Kirsten shares a memory and a glimpse of a day at work in the streets, homes, and hearts of Burmese Migrants and their families.
To journey with someone as their life on earth comes to an end is a priviledge. I had the honour of knowing ‘Maria'(not her real name), a beautiful young woman of 26 years, during the last year of her life.
Her struggles were enormous on all levels being inflicted with severe hearing loss from physical abuse. Tuberculosis (TB) that did not respond to medication. A body trying to fight AIDS.
She moved home four times in the year due to family and society rejection in a hope that the next place she would find refuge. Her entire household and personal belongings could fit in a few plastic bags.
A shell wind chime will be forever in my mind, made by Maria’s hands. This was her only treasure. Her most precious gift. She wanted to give it to me. I was torn between accepting her gift and taking the only thing she owned.
I asked if I could hang my gift in her home and told her that it would bring me much joy to see such a beautiful thing when I visited her.
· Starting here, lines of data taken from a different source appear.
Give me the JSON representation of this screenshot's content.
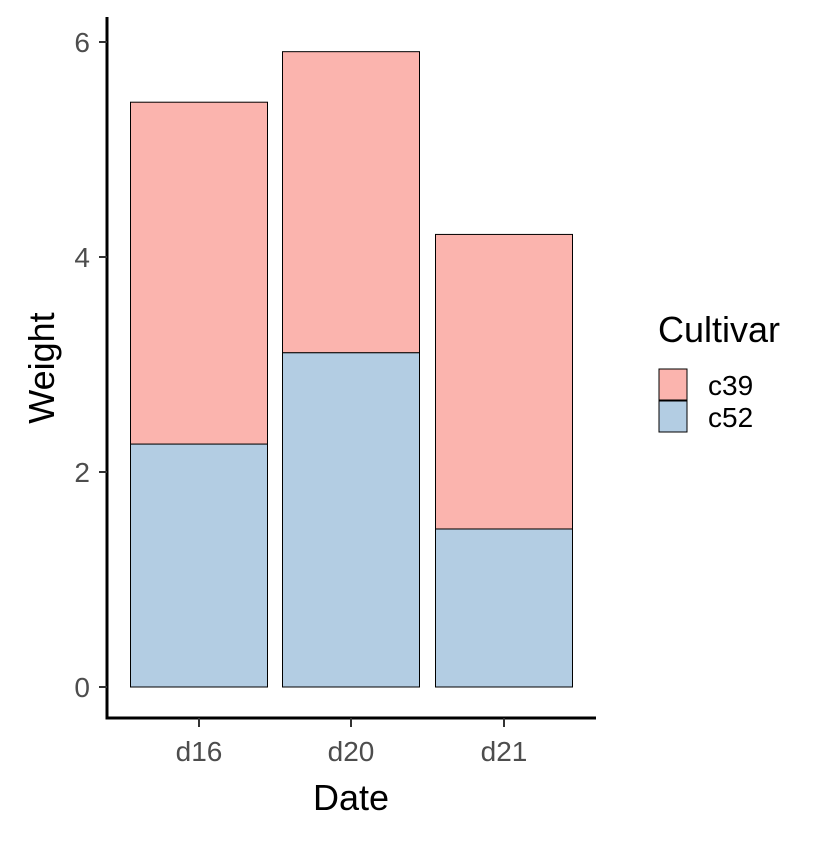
{
  "chart_data": {
    "type": "bar",
    "stacked": true,
    "xlabel": "Date",
    "ylabel": "Weight",
    "categories": [
      "d16",
      "d20",
      "d21"
    ],
    "series": [
      {
        "name": "c52",
        "values": [
          2.26,
          3.11,
          1.47
        ],
        "color": "#b3cde3"
      },
      {
        "name": "c39",
        "values": [
          3.18,
          2.8,
          2.74
        ],
        "color": "#fbb4ae"
      }
    ],
    "ylim": [
      0,
      6
    ],
    "yticks": [
      0,
      2,
      4,
      6
    ],
    "grid": false,
    "legend": {
      "title": "Cultivar",
      "placement": "right",
      "entries": [
        {
          "name": "c39",
          "color": "#fbb4ae"
        },
        {
          "name": "c52",
          "color": "#b3cde3"
        }
      ]
    }
  }
}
I saw Maria in the highs of lows of the year and together we enjoyed the wind chime.
As Maria became more unwell we began to visit daily. I knew that she often lay alone in the house day after day. Her mother had returned but only as a physical presence. She would not touch her daughter. And she often arrived only after dark.
It was difficult to see a young woman’s body waste away until she was only bone. And I know I could do nothing to prevent it. I had to see past this as I gently washed her body.
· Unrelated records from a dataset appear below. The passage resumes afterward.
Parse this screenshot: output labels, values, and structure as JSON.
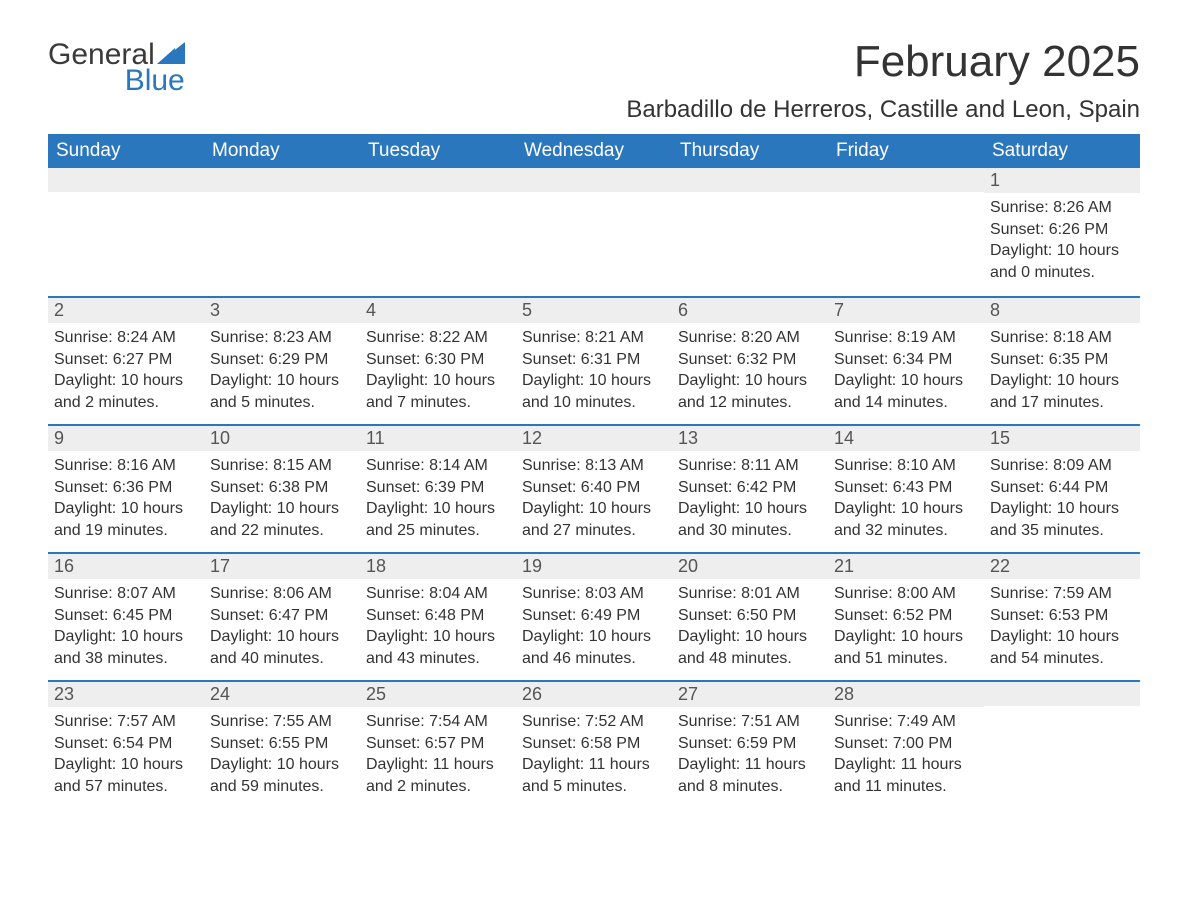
{
  "logo": {
    "general": "General",
    "blue": "Blue"
  },
  "title": "February 2025",
  "location": "Barbadillo de Herreros, Castille and Leon, Spain",
  "colors": {
    "header_bg": "#2b77bd",
    "header_text": "#ffffff",
    "daynum_bg": "#eeeeee",
    "separator": "#2b77bd",
    "body_text": "#333333",
    "logo_general": "#3a3a3a",
    "logo_blue": "#2b77bd"
  },
  "weekdays": [
    "Sunday",
    "Monday",
    "Tuesday",
    "Wednesday",
    "Thursday",
    "Friday",
    "Saturday"
  ],
  "weeks": [
    [
      null,
      null,
      null,
      null,
      null,
      null,
      {
        "n": "1",
        "sunrise": "Sunrise: 8:26 AM",
        "sunset": "Sunset: 6:26 PM",
        "daylight": "Daylight: 10 hours and 0 minutes."
      }
    ],
    [
      {
        "n": "2",
        "sunrise": "Sunrise: 8:24 AM",
        "sunset": "Sunset: 6:27 PM",
        "daylight": "Daylight: 10 hours and 2 minutes."
      },
      {
        "n": "3",
        "sunrise": "Sunrise: 8:23 AM",
        "sunset": "Sunset: 6:29 PM",
        "daylight": "Daylight: 10 hours and 5 minutes."
      },
      {
        "n": "4",
        "sunrise": "Sunrise: 8:22 AM",
        "sunset": "Sunset: 6:30 PM",
        "daylight": "Daylight: 10 hours and 7 minutes."
      },
      {
        "n": "5",
        "sunrise": "Sunrise: 8:21 AM",
        "sunset": "Sunset: 6:31 PM",
        "daylight": "Daylight: 10 hours and 10 minutes."
      },
      {
        "n": "6",
        "sunrise": "Sunrise: 8:20 AM",
        "sunset": "Sunset: 6:32 PM",
        "daylight": "Daylight: 10 hours and 12 minutes."
      },
      {
        "n": "7",
        "sunrise": "Sunrise: 8:19 AM",
        "sunset": "Sunset: 6:34 PM",
        "daylight": "Daylight: 10 hours and 14 minutes."
      },
      {
        "n": "8",
        "sunrise": "Sunrise: 8:18 AM",
        "sunset": "Sunset: 6:35 PM",
        "daylight": "Daylight: 10 hours and 17 minutes."
      }
    ],
    [
      {
        "n": "9",
        "sunrise": "Sunrise: 8:16 AM",
        "sunset": "Sunset: 6:36 PM",
        "daylight": "Daylight: 10 hours and 19 minutes."
      },
      {
        "n": "10",
        "sunrise": "Sunrise: 8:15 AM",
        "sunset": "Sunset: 6:38 PM",
        "daylight": "Daylight: 10 hours and 22 minutes."
      },
      {
        "n": "11",
        "sunrise": "Sunrise: 8:14 AM",
        "sunset": "Sunset: 6:39 PM",
        "daylight": "Daylight: 10 hours and 25 minutes."
      },
      {
        "n": "12",
        "sunrise": "Sunrise: 8:13 AM",
        "sunset": "Sunset: 6:40 PM",
        "daylight": "Daylight: 10 hours and 27 minutes."
      },
      {
        "n": "13",
        "sunrise": "Sunrise: 8:11 AM",
        "sunset": "Sunset: 6:42 PM",
        "daylight": "Daylight: 10 hours and 30 minutes."
      },
      {
        "n": "14",
        "sunrise": "Sunrise: 8:10 AM",
        "sunset": "Sunset: 6:43 PM",
        "daylight": "Daylight: 10 hours and 32 minutes."
      },
      {
        "n": "15",
        "sunrise": "Sunrise: 8:09 AM",
        "sunset": "Sunset: 6:44 PM",
        "daylight": "Daylight: 10 hours and 35 minutes."
      }
    ],
    [
      {
        "n": "16",
        "sunrise": "Sunrise: 8:07 AM",
        "sunset": "Sunset: 6:45 PM",
        "daylight": "Daylight: 10 hours and 38 minutes."
      },
      {
        "n": "17",
        "sunrise": "Sunrise: 8:06 AM",
        "sunset": "Sunset: 6:47 PM",
        "daylight": "Daylight: 10 hours and 40 minutes."
      },
      {
        "n": "18",
        "sunrise": "Sunrise: 8:04 AM",
        "sunset": "Sunset: 6:48 PM",
        "daylight": "Daylight: 10 hours and 43 minutes."
      },
      {
        "n": "19",
        "sunrise": "Sunrise: 8:03 AM",
        "sunset": "Sunset: 6:49 PM",
        "daylight": "Daylight: 10 hours and 46 minutes."
      },
      {
        "n": "20",
        "sunrise": "Sunrise: 8:01 AM",
        "sunset": "Sunset: 6:50 PM",
        "daylight": "Daylight: 10 hours and 48 minutes."
      },
      {
        "n": "21",
        "sunrise": "Sunrise: 8:00 AM",
        "sunset": "Sunset: 6:52 PM",
        "daylight": "Daylight: 10 hours and 51 minutes."
      },
      {
        "n": "22",
        "sunrise": "Sunrise: 7:59 AM",
        "sunset": "Sunset: 6:53 PM",
        "daylight": "Daylight: 10 hours and 54 minutes."
      }
    ],
    [
      {
        "n": "23",
        "sunrise": "Sunrise: 7:57 AM",
        "sunset": "Sunset: 6:54 PM",
        "daylight": "Daylight: 10 hours and 57 minutes."
      },
      {
        "n": "24",
        "sunrise": "Sunrise: 7:55 AM",
        "sunset": "Sunset: 6:55 PM",
        "daylight": "Daylight: 10 hours and 59 minutes."
      },
      {
        "n": "25",
        "sunrise": "Sunrise: 7:54 AM",
        "sunset": "Sunset: 6:57 PM",
        "daylight": "Daylight: 11 hours and 2 minutes."
      },
      {
        "n": "26",
        "sunrise": "Sunrise: 7:52 AM",
        "sunset": "Sunset: 6:58 PM",
        "daylight": "Daylight: 11 hours and 5 minutes."
      },
      {
        "n": "27",
        "sunrise": "Sunrise: 7:51 AM",
        "sunset": "Sunset: 6:59 PM",
        "daylight": "Daylight: 11 hours and 8 minutes."
      },
      {
        "n": "28",
        "sunrise": "Sunrise: 7:49 AM",
        "sunset": "Sunset: 7:00 PM",
        "daylight": "Daylight: 11 hours and 11 minutes."
      },
      null
    ]
  ]
}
As I held her and cleaned her, I reflected on the words of Jesus “what you do to the very least you do to me”, this body I held may have been Maria but it was also Christ. How privileged I am to care in such a way, Christ’s love not only strengthens me and it is His love I give to others by bringing the mercy of Christ through compassion.
A few days before Maria died I was called to ask if I would come. Maria was distressed and frightened to die. Along with Fr Gil and Toby (members of the health team) we visited. Maria was surrounded by her family. This was the first time we had seen most of them.
I surprised myself at how calmly I spoke with the family explaining the situation and answering their questions. But I also knew it was neither my place nor would serve any purpose to be angry or pass blame for the abandonment of their sister. I hoped in her last few days that they would care for her.
As I spoke to Maria about dying, hoping I could alleviate her fear it seemed that at this moment not only could she hear but also understand. Maria lay on the floor as I knelt beside of her, I was talking as I would to anyone forgetting that I had to talk loudly near the ear which still had some hearing.
I remember pausing for Toby to translate but this time he didn’t say anything. ‘She understands you’ he said. Frowning I said ‘but she only knows Burmese’ and as I was speaking English how could this be. Neither of us had the answer but Maria nodded and smiled and so I continued.
Before we left I washed Maria’s body. This was to be my last time but a first time for her sister who helped me. As I held her I hoped that reconciliation within the family would take place. I still see Maria’s smile, her face that had softened as a peace had come over her as I turned once more before walking out the door.
The Marist Mission Health Project serves over 70 HIV AIDS Patients in Ranong and supports many families as they seek to get the life saving ARV medication, return to health and work to support their families.
Each year the team makes over 1000 home visits, and provides over 2000 translation appointments with the hospital to support those with HIV. The Health project supports a number of children living with HIV AIDS.